La survie en conditions hostiles évoque en général, au choix, Denis Brogniart ou certaines bactéries dites extrêmophiles, suivant le niveau d’intérêt pour les micro-organismes. On associe rarement les plantes à ce concept, et de nombreux jardiniers de salon incapables de maintenir en vie un cactus plus de trois jours comprennent pourquoi. Mais c’est parce que souvent, on ignore le monde du Polypode polypodioïde (Pleopeltis polypodioides sur son carnet de baptême), surnommée par nos amis anglo-saxons la « fougère réssuscitante ».

Où arrêtera t on les biotechnologies?

Et cette fougère a en effet une capacité très étonnante: elle est capable de survivre malgré un manque d’eau conséquent. Elle peut survivre à la perte de 95% de l’eau qu’elle contient (un humain peut très difficilement dépasser 20%, si c’est même possible), et reprendre sa vie une fois réhydratée. Ce sont les causes de cette propriété exceptionnelle qu’expose une équipe italo-américaine dans l’American Journal of Botany.

En combinant trois techniques, le western blot, l’immunolocalisation et la microscopie à force atomique, les chercheurs ont découvert qu’une classe de protéines, les déhydrines, qui sont capables grâce à leur charge électrique de capturer et garder l’eau, sont non seulement en grand nombres pendant les périodes de sécheresse, mais quelles se trouvent proches des parois cellulaires. Se trouvant donc entre la paroi cellulaire et la membrane, ces protéines et l’eau qui les entoure agissent comme une sorte de lubrifiant, empêchant des frictions trop importantes avec les changement de volume (elles agissent de même entre les parois cellulaires de différentes cellules). Ce rôle de lubrification permet aux cellules de ne pas subir de dégâts irréparables pendant les périodes de sécheresse.

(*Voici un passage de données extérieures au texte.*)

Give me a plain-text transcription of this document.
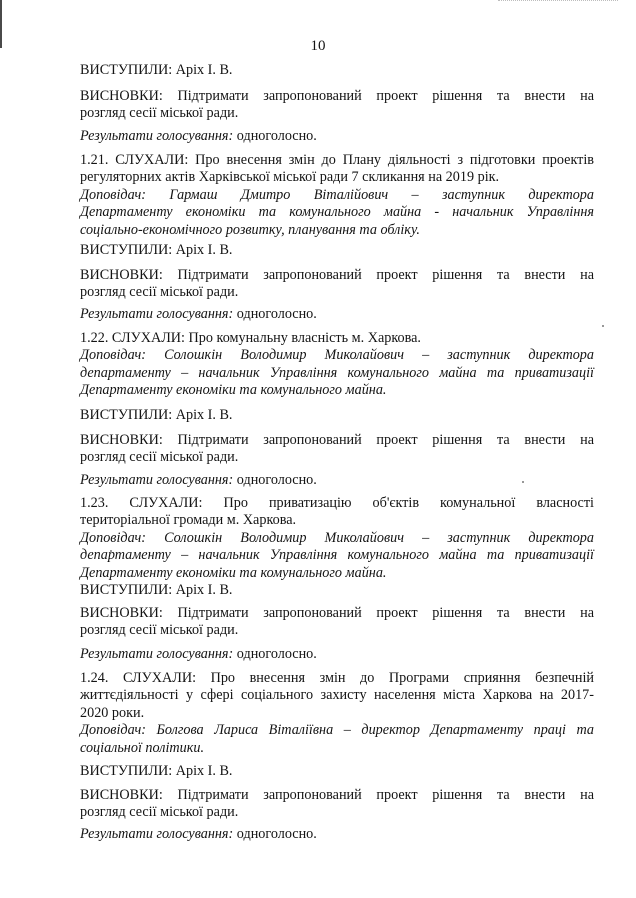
10
ВИСТУПИЛИ: Аріх І. В.
ВИСНОВКИ: Підтримати запропонований проект рішення та внести на
розгляд сесії міської ради.
Результати голосування: одноголосно.
1.21. СЛУХАЛИ: Про внесення змін до Плану діяльності з підготовки проектів
регуляторних актів Харківської міської ради 7 скликання на 2019 рік.
Доповідач: Гармаш Дмитро Віталійович – заступник директора
Департаменту економіки та комунального майна - начальник Управління
соціально-економічного розвитку, планування та обліку.
ВИСТУПИЛИ: Аріх І. В.
ВИСНОВКИ: Підтримати запропонований проект рішення та внести на
розгляд сесії міської ради.
Результати голосування: одноголосно.
1.22. СЛУХАЛИ: Про комунальну власність м. Харкова.
Доповідач: Солошкін Володимир Миколайович – заступник директора
департаменту – начальник Управління комунального майна та приватизації
Департаменту економіки та комунального майна.
ВИСТУПИЛИ: Аріх І. В.
ВИСНОВКИ: Підтримати запропонований проект рішення та внести на
розгляд сесії міської ради.
Результати голосування: одноголосно.
1.23. СЛУХАЛИ: Про приватизацію об'єктів комунальної власності
територіальної громади м. Харкова.
Доповідач: Солошкін Володимир Миколайович – заступник директора
департаменту – начальник Управління комунального майна та приватизації
Департаменту економіки та комунального майна.
ВИСТУПИЛИ: Аріх І. В.
ВИСНОВКИ: Підтримати запропонований проект рішення та внести на
розгляд сесії міської ради.
Результати голосування: одноголосно.
1.24. СЛУХАЛИ: Про внесення змін до Програми сприяння безпечній
життєдіяльності у сфері соціального захисту населення міста Харкова на 2017-
2020 роки.
Доповідач: Болгова Лариса Віталіївна – директор Департаменту праці та
соціальної політики.
ВИСТУПИЛИ: Аріх І. В.
ВИСНОВКИ: Підтримати запропонований проект рішення та внести на
розгляд сесії міської ради.
Результати голосування: одноголосно.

On peut imaginer, une fois le (ou les) gène(s) codant la production et la régulation des déhydrines isolé(s), un transfert de ces portéines  d’autres plantes par des techniques de (attention, faucheurs, détournez les yeux) transgénèse. On pourrait ainsi améliorer la résistance des plantes au stress hydrique, permettant de faire pousser certaines plantes (le maïs, par exemple) dans des conditions plus défavorables. La fougère livrera peut être une des clés pour une des grandes promesses des biotechnologies.